Probate Administration: What You Need to Know

Probate Administration: What You Need to Know

After you’ve lost a loved one, you likely want to focus on grieving with friends and family. However, a time consuming legal and financial process often follows the death of a family member. Unfortunately, many families must go through the probate process shortly after losing someone close to them.

In order to close an estate, you must go through the state’s probate court system. In this case, you need a lawyer who focuses on probate laws, which is different from an estate planning attorney. Probate lawyers have an understanding of estate administration, which occurs after death. Estate planning lawyers, on the other hand, are skilled at putting a plan in place before death.

Understanding the probate process can help you move through it relatively smoothly, without a great deal of frustration or surprises. When a family member passes away, there is a good chance that he or she will have assets and some debts that need to be taken care of. The assets and liabilities of someone who has died is usually referred to as their “estate.” Ideally, this person will have a last will and testament, spelling out who should inherit what. Without a will, however, the probate court will rely on the state’s laws to determine how to distribute the estate. 

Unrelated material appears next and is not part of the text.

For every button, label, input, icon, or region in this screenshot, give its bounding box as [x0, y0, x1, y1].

First, if there is a will, a petition must be filed with the court in order to begin the process of distributing assets. The person in charge of carrying out the instructions in the will is called the “executor.” Essentially, the court must determine whether the will is legally valid. 

Once this step has been completed and the court approves the will, the executor can begin notifying parties and creditors who may be mentioned or have an interest in the will. If the will is uncontested and all parties agree that the will is valid, the probate court simply reviews and signs paperwork. If, on the other hand, someone finds the will problematic, the judge can become significantly more involved in the process. This can occur when there are many beneficiaries listed who do not agree on how the estate should be handled.

The third step in the process is for the executor to take inventory and determine the value of the estate. This includes everything from checking the balance of bank accounts to getting items professionally appraised. The executor must then send copies of the inventory to the probate court for the judge to review, as well as to all beneficiaries.

It is only once all of these steps have been completed that assets can finally be distributed. This step, however, can take time. Depending on what the assets are, the distribution of assets can take several months. The executor is also responsible for closing accounts and selling assets to ensure that everything is distributed to the correct party.

One all of these steps have been completed, the estate can be closed and the process is completed.